CIUDAD SIN SUEÑO

Un film de Guillermo Galoe

Rêver d’un monde meilleur, lui aussi en couleurs

Synopsis du film

Dans un bidonville de la banlieue de Madrid, vit Tonino, alias Toni, adolescent rom de 15 ans, qui aime à jouer avec son ami maghrébin Bilal. Après s’être filmés, comme à leur habitude, dans les champs, les terrains vagues ou une maison abandonnée, Tonino, invité à dîner chez Bilal, apprend que la famille de celui-ci va partir en France, à Marseille.
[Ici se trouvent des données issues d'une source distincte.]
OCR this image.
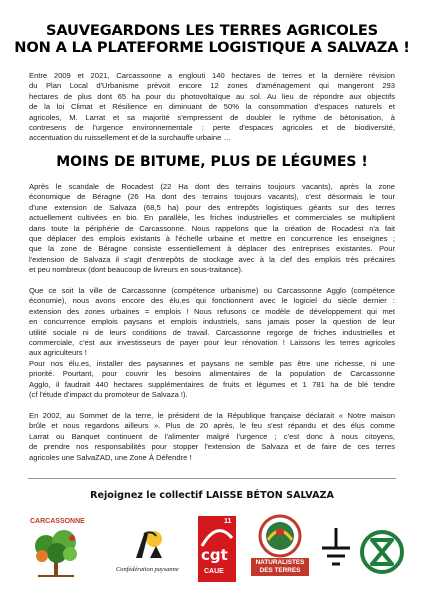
SAUVEGARDONS LES TERRES AGRICOLES
NON A LA PLATEFORME LOGISTIQUE A SALVAZA !
Entre 2009 et 2021, Carcassonne a englouti 140 hectares de terres et la dernière révision
du Plan Local d'Urbanisme prévoit encore 12 zones d'aménagement qui mangeront 293
hectares de plus dont 65 ha pour du photovoltaïque au sol. Au lieu de répondre aux objectifs
de la loi Climat et Résilience en diminuant de 50% la consommation d'espaces naturels et
agricoles, M. Larrat et sa majorité s'empressent de doubler le rythme de bétonisation, à
contresens de l'urgence environnementale : perte d'espaces agricoles et de biodiversité,
accentuation du ruissellement et de la surchauffe urbaine …
MOINS DE BITUME, PLUS DE LÉGUMES !
Après le scandale de Rocadest (22 Ha dont des terrains toujours vacants), après la zone
économique de Béragne (26 Ha dont des terrains toujours vacants), c'est désormais le tour
d'une extension de Salvaza (68,5 ha) pour des entrepôts logistiques géants sur des terres
actuellement cultivées en bio. En parallèle, les friches industrielles et commerciales se multiplient
dans toute la périphérie de Carcassonne. Nous rappelons que la création de Rocadest n'a fait
que déplacer des emplois existants à l'échelle urbaine et mettre en concurrence les enseignes ;
que la zone de Béragne consiste essentiellement à déplacer des entreprises existantes. Pour
l'extension de Salvaza il s'agit d'entrepôts de stockage avec à la clef des emplois très précaires
et peu nombreux (dont beaucoup de livreurs en sous-traitance).
Que ce soit la ville de Carcassonne (compétence urbanisme) ou Carcassonne Agglo (compétence
économie), nous avons encore des élu.es qui fonctionnent avec le logiciel du siècle dernier :
extension des zones urbaines = emplois ! Nous refusons ce modèle de développement qui met
en concurrence emplois paysans et emplois industriels, sans jamais poser la question de leur
utilité sociale ni de leurs conditions de travail. Carcassonne regorge de friches industrielles et
commerciale, c'est aux investisseurs de payer pour leur rénovation ! Laissons les terres agricoles
aux agriculteurs !
Pour nos élu.es, installer des paysannes et paysans ne semble pas être une richesse, ni une
priorité. Pourtant, pour couvrir les besoins alimentaires de la population de Carcassonne
Agglo, il faudrait 440 hectares supplémentaires de fruits et légumes et 1 781 ha de blé tendre
(cf l'étude d'impact du promoteur de Salvaza !).
En 2002, au Sommet de la terre, le président de la République française déclarait « Notre maison
brûle et nous regardons ailleurs ». Plus de 20 après, le feu s'est répandu et des élus comme
Larrat ou Banquet continuent de l'alimenter malgré l'urgence ; c'est donc à nous citoyens,
de prendre nos responsabilités pour stopper l'extension de Salvaza et de faire de ces terres
agricoles une SalvaZAD, une Zone À Défendre !
Rejoignez le collectif LAISSE BÉTON SALVAZA
CARCASSONNE
Confédération paysanne
11
cgt
CAUE
NATURALISTES DES TERRES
Face aux démolitions régulières, son père à lui envisage d’accepter un appartement en ville, au grand désespoir de son grand père, le père de sa mère, Chule, ferrailleur, avec duquel il est particulièrement proche, comme avec sa chienne, une lévrier blanche…

Critique du film CIUDAD SIN SUEÑO

Dès les premières minutes, le décor est planté : nous sommes dans la grande banlieue de Madrid, entre bidonville et restes de hameaux, entre friches et champs désertiques, entre maisons de fortune et lieux abandonnés… C’est ici que nos personnages vont évoluer, là où les pelleteuses interviennent régulièrement pour détruire les constructions illégales et déloger ceux qui vivent parfois de petits boulots plus ou moins légaux, voire maîtrisent le marché local de drogue. C’est là que vivent Tonino, issu d’une famille de gitans, dont le père passe son temps au bar ou à jouer aux cartes, et son ami Bilal, dont la famille maghrébine a prévu d’aller s’installer bientôt à Marseille, dans le sud de la France. Dans ce no man’s land, cet entre deux, les deux ados se cherchent des repères, s'accrochant d'une certaine manière à leur enfance. Tonino reste proche de son grand père, Chule, attaché à ces lieux en déliquescence, de sa chienne Atomica et tache de s’évader de la réalité en se filmant avec Bilal, dans des lieux où il s’inventent encore des aventures.

Car une option de mise en scène consiste à passer, lorsque les deux ados évoluent ensemble, à part des groupes existants (il y a non seulement les deux familles, aux traditions différentes, mais aussi le groupe de la fille de la « marraine » du secteur, enrichie par le trafic de drogues comme d’animaux sauvages), à des images au caméscope adoptant des filtres de couleurs variés (visages verts ou blancs, végétation violette…) et évoluant selon leurs choix. Une manière pour le réalisateur de sanctuariser ces moments de complicité, où les deux personnages rêvent d’une vie meilleure, qu’un simple déménagement n’apportera pas forcément. Une manière aussi pour les deux garçons, de garder un pied dans leur enfance, faite d'une part d'insouciance. Entre débrouille quotidienne (les garçons recherchent des iguanes ou lézards dans l’espoir de se faire un peu d’argent, Toni participe à la récupération de ferraille avec son grand père…), rapports de force entre des ados trop vites habitués aux codes du rude monde des adultes, nostalgie d’un lieu en décrépitude d’où tout le monde s’en va progressivement, "Ciudad Sin Sueño" (« la ville sans rêve ») fait non seulement une peinture d'une misère ambiante combattue par la chaleur des gens, mais aussi celle d’une absence de renoncement, que ce soit de la part des générations qui resteront, que de celles qui sont forcées de partir. La mise en parallèle finale entre les messages filmés par Toni et Bilal, en est un beau symbole, dans ce film touchant qui interroge la capacité à s’évader.